[Restaurant] Epicure im Pas-de-Calais

Ammoniten suchen in Wissant, wie jedes Jahr. Dieses Mal aber verbunden mit Restaurant suchen. Im Web habe ich bei Michelin schnell ein paar Restaurants ausmachen können. Für den Abend ohne die Kinder fiel die Wahl auf das Epicure in Wimereux. Das Restaurant ist jedoch ohne Stadtplan kaum zu finden. Letztlich erstrahlt Epicure an einer unscheinbaren Strassenecke.

Wir erwarten von der attraktiv beleuchteten Fassade ein volles französisches Restaurant, insbesondere weil der Michelin eine Reservierung empfiehlt. Dem ist nicht so.
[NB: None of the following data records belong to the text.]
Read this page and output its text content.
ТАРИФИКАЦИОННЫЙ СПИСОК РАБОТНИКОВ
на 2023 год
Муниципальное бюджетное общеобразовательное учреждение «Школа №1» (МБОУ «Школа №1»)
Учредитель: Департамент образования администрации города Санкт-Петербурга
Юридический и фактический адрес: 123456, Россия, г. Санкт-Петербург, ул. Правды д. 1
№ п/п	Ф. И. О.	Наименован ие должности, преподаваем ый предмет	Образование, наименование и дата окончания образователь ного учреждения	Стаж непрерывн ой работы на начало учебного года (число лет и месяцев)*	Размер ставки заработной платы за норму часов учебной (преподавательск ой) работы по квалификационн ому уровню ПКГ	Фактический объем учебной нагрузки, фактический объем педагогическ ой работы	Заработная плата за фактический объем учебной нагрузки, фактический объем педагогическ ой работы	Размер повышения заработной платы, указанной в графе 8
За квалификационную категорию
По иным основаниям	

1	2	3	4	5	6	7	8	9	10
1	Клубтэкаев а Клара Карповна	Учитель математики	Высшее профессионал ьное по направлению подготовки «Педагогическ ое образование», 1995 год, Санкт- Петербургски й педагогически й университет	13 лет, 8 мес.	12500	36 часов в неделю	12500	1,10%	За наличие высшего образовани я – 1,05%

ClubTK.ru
Das Restaurant ist menschenleer (und wird es ausser uns auch bleiben), bis auf die kühl abweisende Chefin im Eingangsbereich des eher an ein Wohnzimmer erinnernden Restaurants. Ob sie Deutsche für kulinarische Dilettanten und deshalb nicht besonders würdig hält, ob sie immer so schaut oder ob sie aufgrund des leeren Restaurants so kühl bleibt, wir wissen es nicht.

Die Karte überrascht. Leider nicht unbedingt positiv. Zwei Menüs (25 und 40 €), die beide nicht überzeugen können. Dennoch wählen wir je eines der Menüs, der Rest zwei Vorspeisen und zwei Hauptgerichte.
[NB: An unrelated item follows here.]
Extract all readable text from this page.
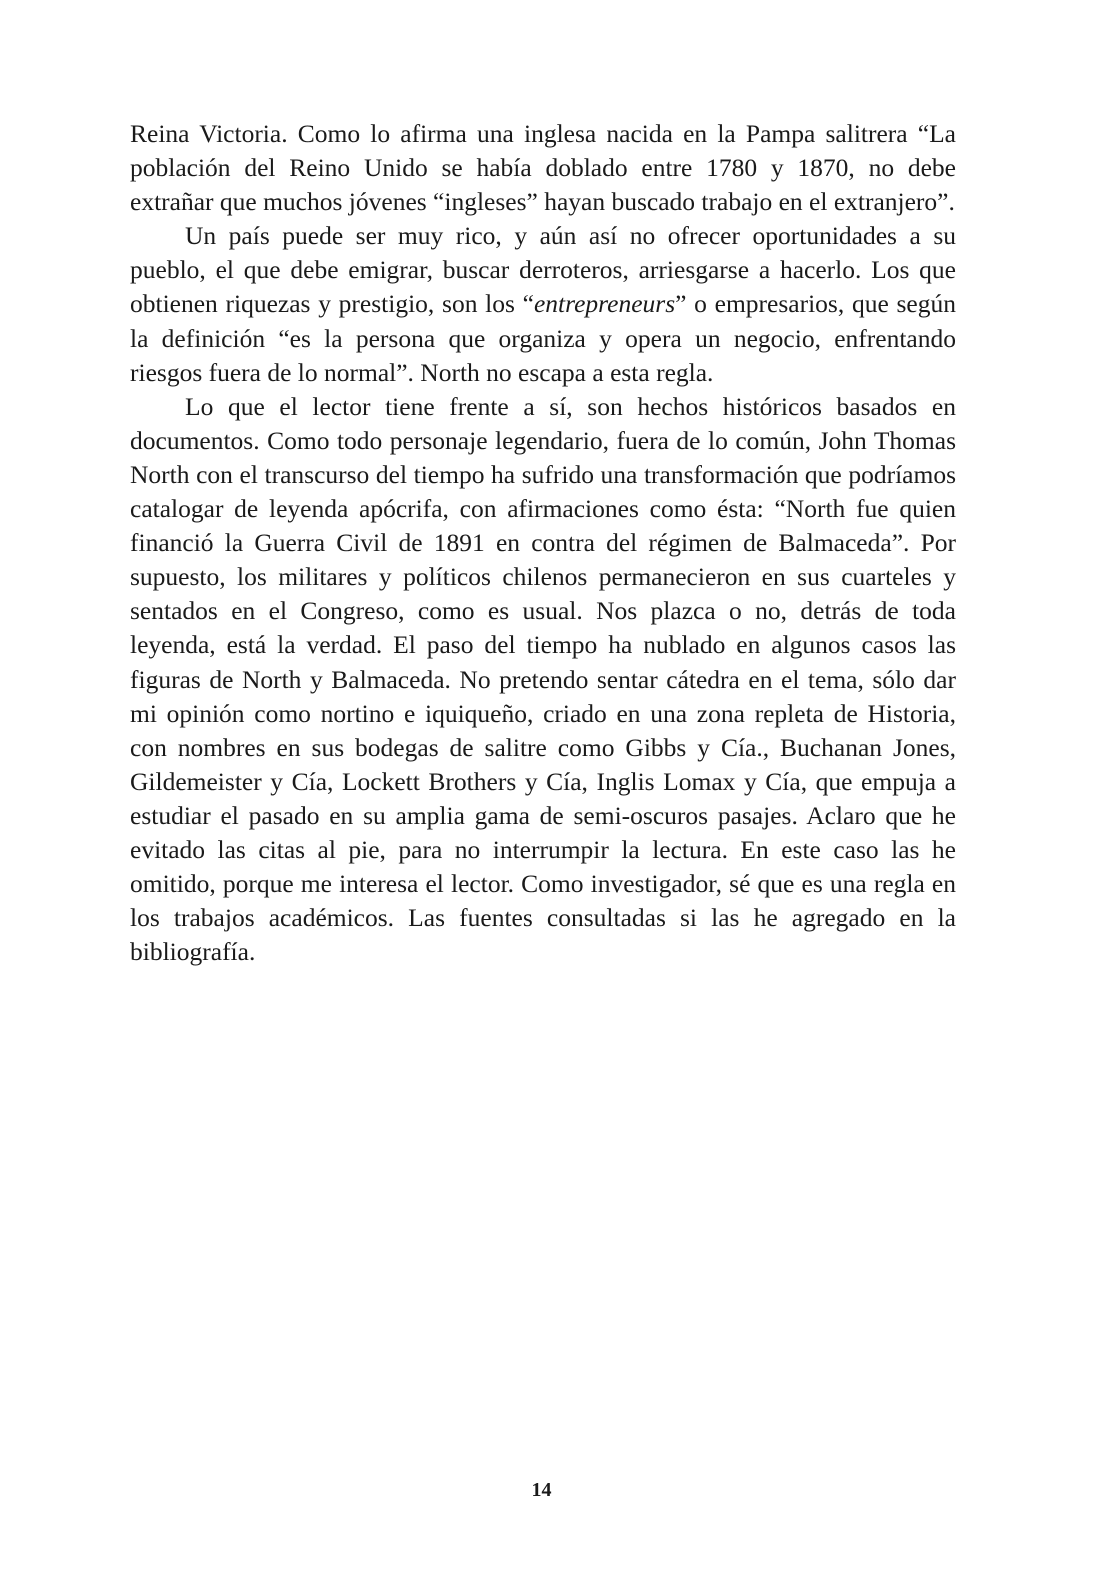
Reina Victoria. Como lo afirma una inglesa nacida en la Pampa salitrera “La población del Reino Unido se había doblado entre 1780 y 1870, no debe extrañar que muchos jóvenes “ingleses” hayan buscado trabajo en el extranjero”.

Un país puede ser muy rico, y aún así no ofrecer oportunidades a su pueblo, el que debe emigrar, buscar derroteros, arriesgarse a hacerlo. Los que obtienen riquezas y prestigio, son los “entrepreneurs” o empresarios, que según la definición “es la persona que organiza y opera un negocio, enfrentando riesgos fuera de lo normal”. North no escapa a esta regla.

Lo que el lector tiene frente a sí, son hechos históricos basados en documentos. Como todo personaje legendario, fuera de lo común, John Thomas North con el transcurso del tiempo ha sufrido una transformación que podríamos catalogar de leyenda apócrifa, con afirmaciones como ésta: “North fue quien financió la Guerra Civil de 1891 en contra del régimen de Balmaceda”. Por supuesto, los militares y políticos chilenos permanecieron en sus cuarteles y sentados en el Congreso, como es usual. Nos plazca o no, detrás de toda leyenda, está la verdad. El paso del tiempo ha nublado en algunos casos las figuras de North y Balmaceda. No pretendo sentar cátedra en el tema, sólo dar mi opinión como nortino e iquiqueño, criado en una zona repleta de Historia, con nombres en sus bodegas de salitre como Gibbs y Cía., Buchanan Jones, Gildemeister y Cía, Lockett Brothers y Cía, Inglis Lomax y Cía, que empuja a estudiar el pasado en su amplia gama de semi-oscuros pasajes. Aclaro que he evitado las citas al pie, para no interrumpir la lectura. En este caso las he omitido, porque me interesa el lector. Como investigador, sé que es una regla en los trabajos académicos. Las fuentes consultadas si las he agregado en la bibliografía.

14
Das Amuse-Gueule auf den kleinen viereckigen Tellern zeigt uns gleich noch einmal, dass wir in Frankreich sind. In Aspik eingelegter Schinken mit Kräutern, dabei ein kaltes Grüne-Spargel-Mousse, ein paar Scheiben Radieschen und 3 Kresse-Fäden. Weder der Schinken noch das Mousse konnte überzeugen.
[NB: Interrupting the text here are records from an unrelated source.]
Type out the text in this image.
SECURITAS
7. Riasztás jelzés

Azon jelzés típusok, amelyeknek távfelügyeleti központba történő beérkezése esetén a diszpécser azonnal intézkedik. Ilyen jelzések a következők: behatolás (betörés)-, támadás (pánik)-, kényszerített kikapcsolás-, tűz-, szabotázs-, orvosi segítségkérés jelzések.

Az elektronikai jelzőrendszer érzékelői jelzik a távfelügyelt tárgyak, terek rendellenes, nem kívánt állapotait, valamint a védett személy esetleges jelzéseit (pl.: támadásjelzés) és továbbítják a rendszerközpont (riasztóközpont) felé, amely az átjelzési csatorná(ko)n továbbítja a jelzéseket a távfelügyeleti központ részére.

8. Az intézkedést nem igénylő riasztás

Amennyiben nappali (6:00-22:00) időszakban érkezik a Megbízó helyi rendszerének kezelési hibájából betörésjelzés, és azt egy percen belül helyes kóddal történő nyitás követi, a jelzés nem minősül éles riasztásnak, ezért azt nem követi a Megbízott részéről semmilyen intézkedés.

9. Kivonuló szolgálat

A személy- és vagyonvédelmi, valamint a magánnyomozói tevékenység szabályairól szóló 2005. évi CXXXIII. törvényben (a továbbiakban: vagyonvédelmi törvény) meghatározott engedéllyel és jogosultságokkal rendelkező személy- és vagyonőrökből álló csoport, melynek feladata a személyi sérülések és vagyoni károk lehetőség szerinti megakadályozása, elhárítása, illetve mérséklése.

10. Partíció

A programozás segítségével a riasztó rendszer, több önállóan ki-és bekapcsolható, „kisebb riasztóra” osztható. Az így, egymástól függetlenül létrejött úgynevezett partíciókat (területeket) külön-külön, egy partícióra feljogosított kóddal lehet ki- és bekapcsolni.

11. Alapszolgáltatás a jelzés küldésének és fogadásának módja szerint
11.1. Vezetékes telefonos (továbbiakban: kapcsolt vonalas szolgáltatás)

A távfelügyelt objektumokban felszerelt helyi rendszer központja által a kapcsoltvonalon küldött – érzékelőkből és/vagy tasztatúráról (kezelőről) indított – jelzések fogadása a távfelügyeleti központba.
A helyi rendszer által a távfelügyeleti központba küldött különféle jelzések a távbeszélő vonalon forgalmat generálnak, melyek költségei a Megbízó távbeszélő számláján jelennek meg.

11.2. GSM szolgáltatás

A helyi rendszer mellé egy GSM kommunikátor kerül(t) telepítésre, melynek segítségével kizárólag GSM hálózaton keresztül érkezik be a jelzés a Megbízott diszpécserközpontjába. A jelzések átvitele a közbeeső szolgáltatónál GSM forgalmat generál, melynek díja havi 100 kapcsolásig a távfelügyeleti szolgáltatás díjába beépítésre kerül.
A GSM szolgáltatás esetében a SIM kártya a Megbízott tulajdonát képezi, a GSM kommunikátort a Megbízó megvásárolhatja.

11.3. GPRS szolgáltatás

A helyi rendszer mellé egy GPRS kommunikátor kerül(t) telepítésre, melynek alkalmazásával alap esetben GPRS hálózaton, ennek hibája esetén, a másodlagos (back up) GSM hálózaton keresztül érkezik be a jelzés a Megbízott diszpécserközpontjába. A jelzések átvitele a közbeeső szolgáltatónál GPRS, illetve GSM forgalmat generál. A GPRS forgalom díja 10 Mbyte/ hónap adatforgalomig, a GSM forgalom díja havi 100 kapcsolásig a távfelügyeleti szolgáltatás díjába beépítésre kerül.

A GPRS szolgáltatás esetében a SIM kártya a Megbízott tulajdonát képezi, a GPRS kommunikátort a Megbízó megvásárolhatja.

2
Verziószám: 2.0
Die Vorspeise mit warmer Foie Gras, Austern und Kresse an einer Orangen-Sauce war die gelungene Überraschung des Abends. Die Kombination Foie Gras mit Austern war etwas weit hergeholt (ist halt einfach beides teuer), aber als warme Vorspeise nicht uninteressant. Die Textur von Auster und Foie Gras ähneln sich sehr, da hat vielleicht noch eine Idee gefehlt. Hingegen hat die säuerlich-süsse Orangen-Sauce perfekt dazu gepasst.

Die andere Vorspeise, ebenfalls warm, präsentierte grüne Spargel mit geräucherten winzigen Fischfilets. Konnte nicht überzeugen.

Die Vorspeise des 40er Menüs war ein Sammelsurium von nicht unbedingt zusammen passenden Zutaten: aufgeschnittene Innereien-Wurst, die aber hart und nicht wie angenommen eher eine Blutwurst war, Nüsslisalat, die Blätter fein nebeneinander gelegt, was optisch schön war, getröpfelte Vinaigrette mit körnigem Senf. Dabei runde Scheiben von Vollkornkeksen mit wenig Geschmack, die eher an das Reformhaus erinnerten als an ein Gourmet-Restaurant.

Als einer der gewählten Hauptgänge kam Ochsenschwanz mit Hokaidokürbis-Auflauf, auch das keine geschmackliche Überraschung. Besser war meine Wahl: Jakobsmuschel, Schwarzwurzel und Sellerie in Stiften, Chicoree auf den Muscheln, Kokos-Curry-Sauce mit schöner Schärfe. Trotz des indischen Einschlags harmonierte der Gang zu den Vorspeisen.

Über das Dessert hüllt man sich besser in Schweigen, ohne den schlechten Kaffee hätte ich den unangenehmen Geschmack des Mohrrüben-Grapefruit-Kumquat-Gemischs mit dem Feigen-Eis noch immer im Mund. Noch nie habe ich eine derart unpassende und schlecht schmeckende Kombination serviert bekommen.

Resumé: sicher nicht wieder, absolut enttäuschend.